Nowadays, botnets are being used for all sorts of malicious purposes, ranging from DDoS attacks to stealing data and sending spam. 

How does it work?

Recently, a botnet dubbed KashmirBlack has popped up that focuses on cryptomining, spamming, and defacement attacks. The botnet has already successfully infected thousands of websites running popular CMSes, including Joomla, WordPress, Drupal, and Magneto.
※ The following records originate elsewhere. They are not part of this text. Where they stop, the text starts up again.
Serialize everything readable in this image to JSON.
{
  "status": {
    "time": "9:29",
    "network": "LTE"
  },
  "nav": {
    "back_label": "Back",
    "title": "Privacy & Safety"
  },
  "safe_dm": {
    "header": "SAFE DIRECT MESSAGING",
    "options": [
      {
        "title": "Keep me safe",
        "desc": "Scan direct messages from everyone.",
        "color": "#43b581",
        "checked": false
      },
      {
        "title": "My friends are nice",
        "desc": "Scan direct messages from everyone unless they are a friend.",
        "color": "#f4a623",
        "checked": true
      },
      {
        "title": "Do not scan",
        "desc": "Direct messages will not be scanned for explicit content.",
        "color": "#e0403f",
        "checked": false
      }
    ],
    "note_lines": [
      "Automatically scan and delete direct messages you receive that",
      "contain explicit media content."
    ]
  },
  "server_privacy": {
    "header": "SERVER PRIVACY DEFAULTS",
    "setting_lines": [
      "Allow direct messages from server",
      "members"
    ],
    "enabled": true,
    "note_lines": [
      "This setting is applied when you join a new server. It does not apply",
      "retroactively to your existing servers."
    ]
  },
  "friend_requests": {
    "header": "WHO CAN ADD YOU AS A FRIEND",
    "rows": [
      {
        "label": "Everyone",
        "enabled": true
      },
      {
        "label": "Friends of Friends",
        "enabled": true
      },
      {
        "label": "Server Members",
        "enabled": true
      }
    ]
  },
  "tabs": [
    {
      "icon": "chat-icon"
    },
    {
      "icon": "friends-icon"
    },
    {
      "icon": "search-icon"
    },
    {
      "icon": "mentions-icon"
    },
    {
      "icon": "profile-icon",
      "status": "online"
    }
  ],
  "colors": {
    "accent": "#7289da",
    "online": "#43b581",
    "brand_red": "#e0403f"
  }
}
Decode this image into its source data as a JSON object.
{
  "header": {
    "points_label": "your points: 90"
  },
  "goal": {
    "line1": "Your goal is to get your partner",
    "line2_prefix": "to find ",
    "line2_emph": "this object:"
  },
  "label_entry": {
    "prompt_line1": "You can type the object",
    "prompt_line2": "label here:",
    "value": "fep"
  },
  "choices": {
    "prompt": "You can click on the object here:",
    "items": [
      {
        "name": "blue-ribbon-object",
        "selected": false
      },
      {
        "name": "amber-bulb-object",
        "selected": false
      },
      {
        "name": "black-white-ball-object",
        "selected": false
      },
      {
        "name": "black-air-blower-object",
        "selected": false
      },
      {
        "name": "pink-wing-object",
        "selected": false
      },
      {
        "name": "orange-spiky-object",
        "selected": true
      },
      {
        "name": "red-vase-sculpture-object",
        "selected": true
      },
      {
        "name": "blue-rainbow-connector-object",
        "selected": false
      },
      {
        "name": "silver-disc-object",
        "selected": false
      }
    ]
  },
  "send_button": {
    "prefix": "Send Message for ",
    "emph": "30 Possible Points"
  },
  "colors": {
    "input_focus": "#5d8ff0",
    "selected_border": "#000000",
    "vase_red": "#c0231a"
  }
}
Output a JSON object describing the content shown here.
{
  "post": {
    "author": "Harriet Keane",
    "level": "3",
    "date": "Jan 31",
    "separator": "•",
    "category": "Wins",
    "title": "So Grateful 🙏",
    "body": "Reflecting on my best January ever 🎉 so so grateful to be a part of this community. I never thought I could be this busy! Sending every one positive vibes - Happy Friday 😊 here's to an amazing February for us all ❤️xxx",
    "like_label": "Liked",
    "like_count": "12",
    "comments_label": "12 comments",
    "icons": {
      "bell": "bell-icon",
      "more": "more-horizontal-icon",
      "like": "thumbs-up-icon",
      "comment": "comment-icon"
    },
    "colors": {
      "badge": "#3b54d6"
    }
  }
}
The propagation of the bot is mainly reliant on Python and Perl installed on many Linux servers. 

Vulnerabilities exploited

KashmirBlack exploits known vulnerabilities in systems, such as remote code execution, unrestricted upload of files, traversing the directory system, and capability of brute-force password-guessing due to the lack of limitations on credential attempts. 

Beware of these

  • The Golang-written Interplanetary Storm botnet can be utilized as an anonymization proxy-network-as-a-service and can be rented on a subscription basis. Apart from this, this novel botnet comes with a lot many capabilities in its arsenal.  
  • The Lemon Duck crypto-currency mining botnet has seen a recent surge in use, starting from August. This complicated botnet targets computers to mine Monero cryptocurrency and has been targeting systems in Asia.  

Save your systems

  • Remove malicious files
  • Remove unused plug-ins and themes
  • Kill malicious processes

The bottom line

Unfortunately, cybercrime has become a reality of life and new vulnerability exploits are being revealed on a regular basis. Botnets are gaining increased capabilities and every time one is shut down, another pops up with better capabilities. Thus, simple precautions such as password hygiene and system updates can go a long way in preventing one's devices from getting hacked.